Thorough investigation to identify the causes in the male partner as well as the causes in the female partner should be done and a plan of treatment evolved accordingly.

Most couples appreciate a description of the process of fertilization and conception. A sympathetic hearing of their difficulties goes a long way in decreasing the stress involved in visiting a doctor for treatment of infertility.

General Measures

An improvement in diet and general health can relieve stress to some degree. Obesity should be brought under control.

On the First Visit

Both the male and the female partner is tested for all the causes of female infertility as well as male infertility . Since the main cause of female infertility is either a lack of ovulation or a block in the genital tracts, treatment is aimed at managing these two causes.
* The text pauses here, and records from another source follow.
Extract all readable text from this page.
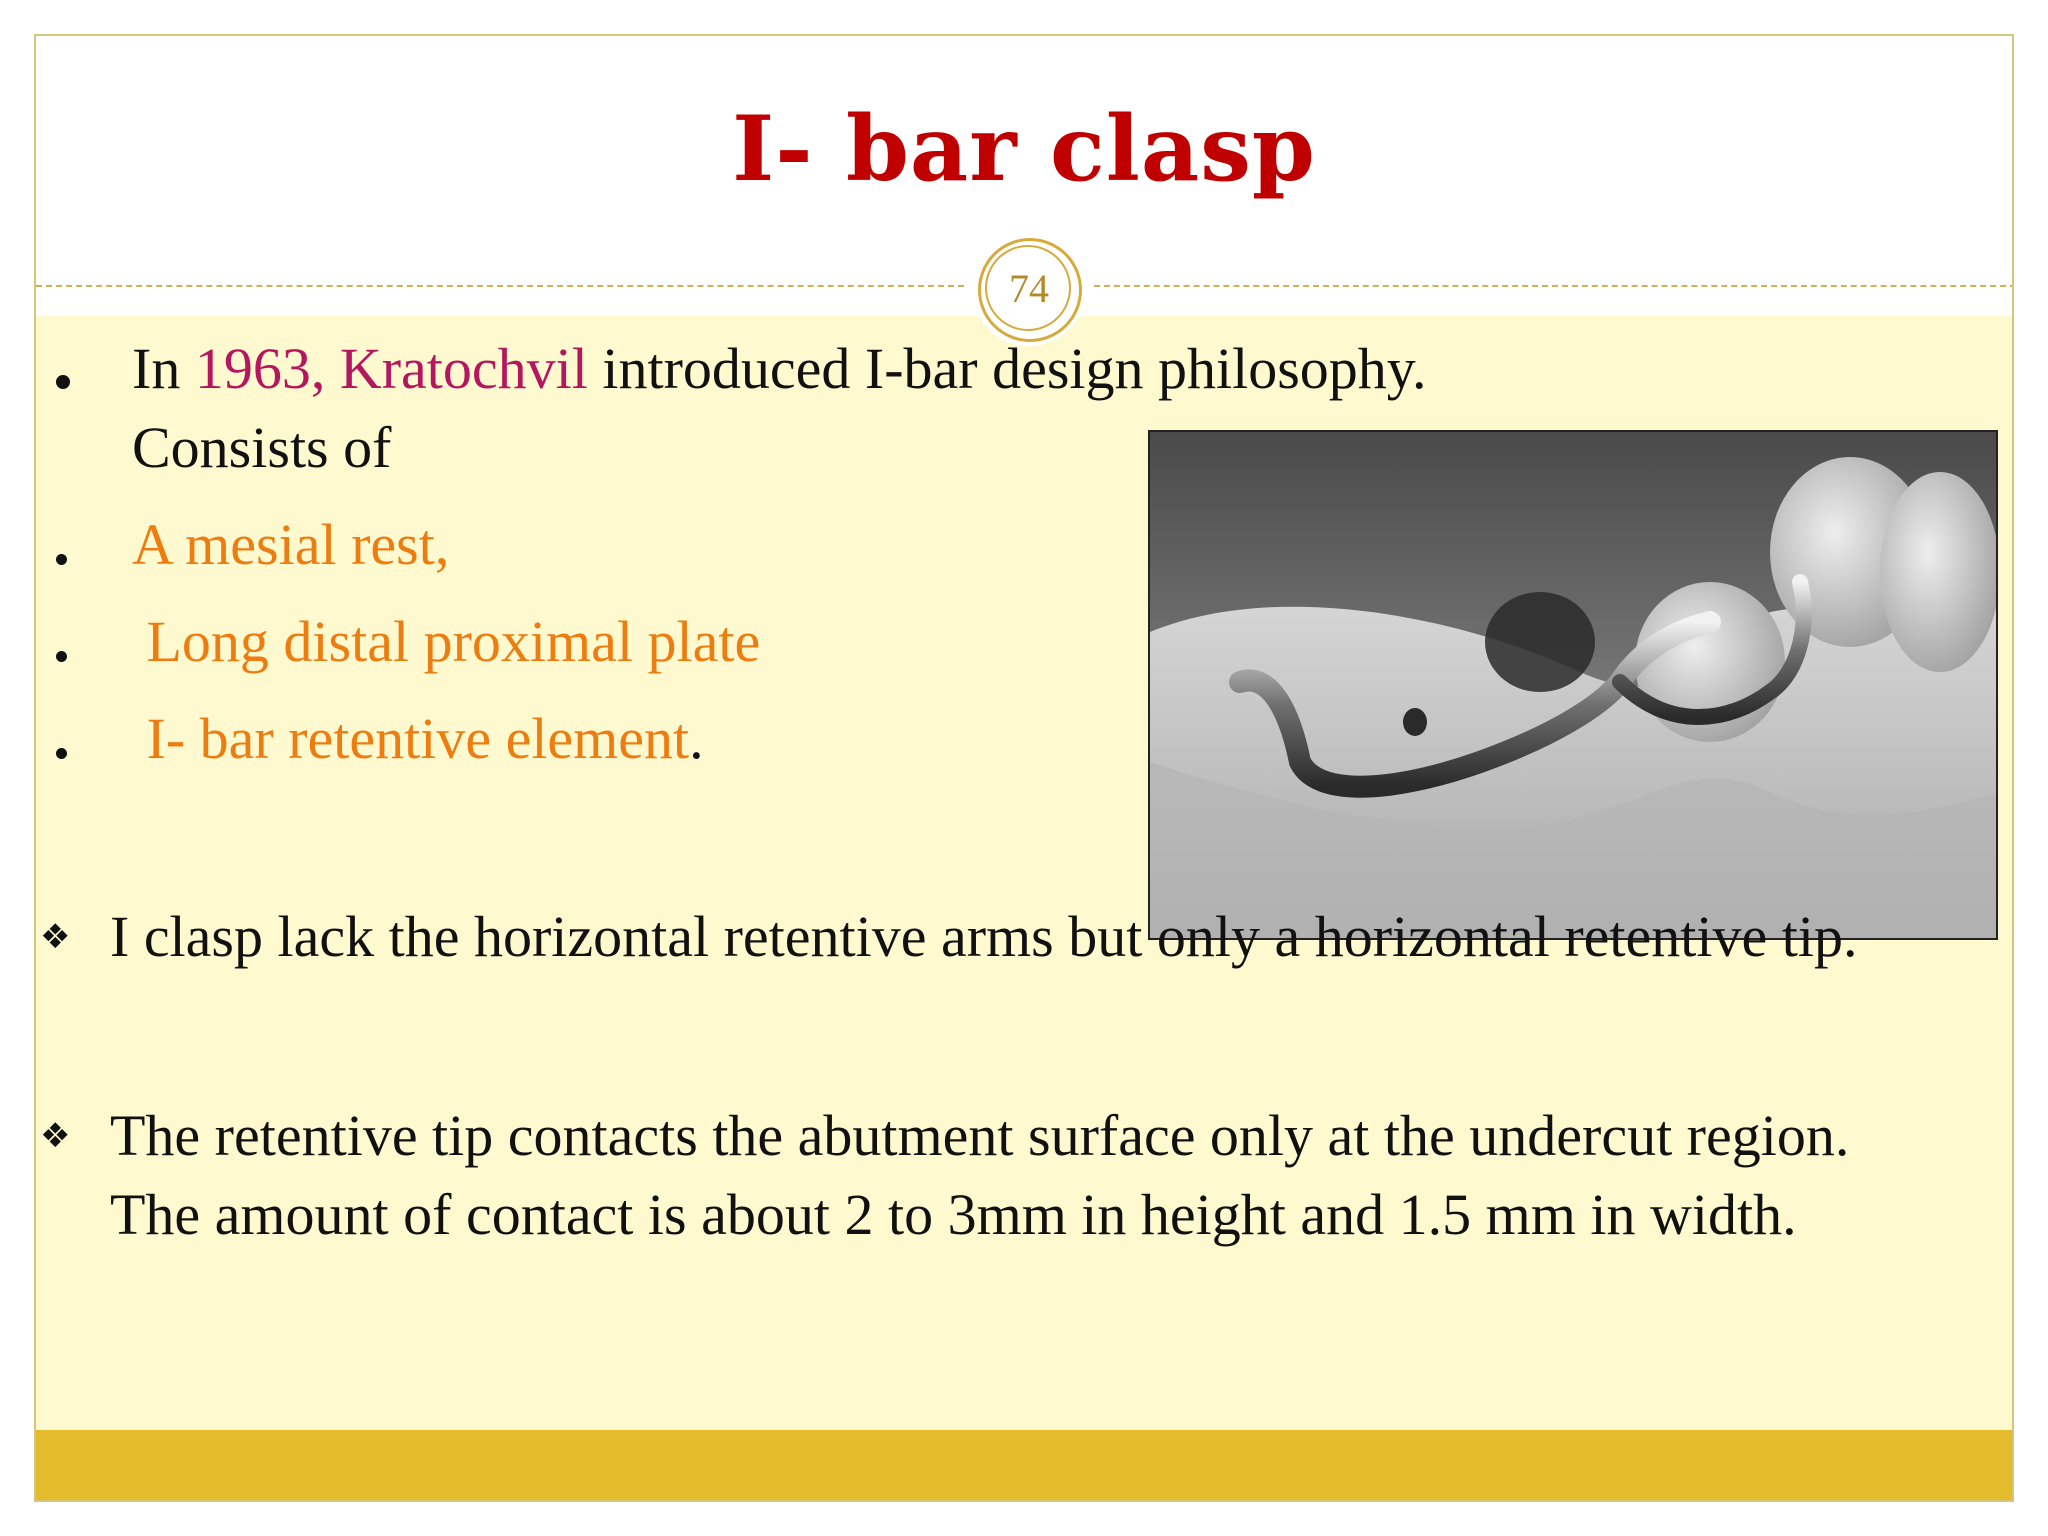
I- bar clasp
74
In 1963, Kratochvil introduced I-bar design philosophy.
Consists of
A mesial rest,
Long distal proximal plate
I- bar retentive element.
❖ I clasp lack the horizontal retentive arms but only a horizontal retentive tip.
❖ The retentive tip contacts the abutment surface only at the undercut region. The amount of contact is about 2 to 3mm in height and 1.5 mm in width.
Treatment for Failure in Ovulation

Failure of ovulation or anovulation is usually due to hormonal problems. A low thyroid hormone level, a high prolactin level, a high androgen (male hormone) level or a high insulin level will cause anovulation.

Polycystic Ovary Syndrome is a common cause of female infertility. It is a syndrome characterised by a high androgen and insulin level, anovulation, male pattern hair growth, obesity and irregular menstruation. Ultrasound will show a number of small cysts in the ovary.

The different types of hormonal imbalance can be managed by medicines - either by supplementing a deficiency or by normalizing high hormone levels.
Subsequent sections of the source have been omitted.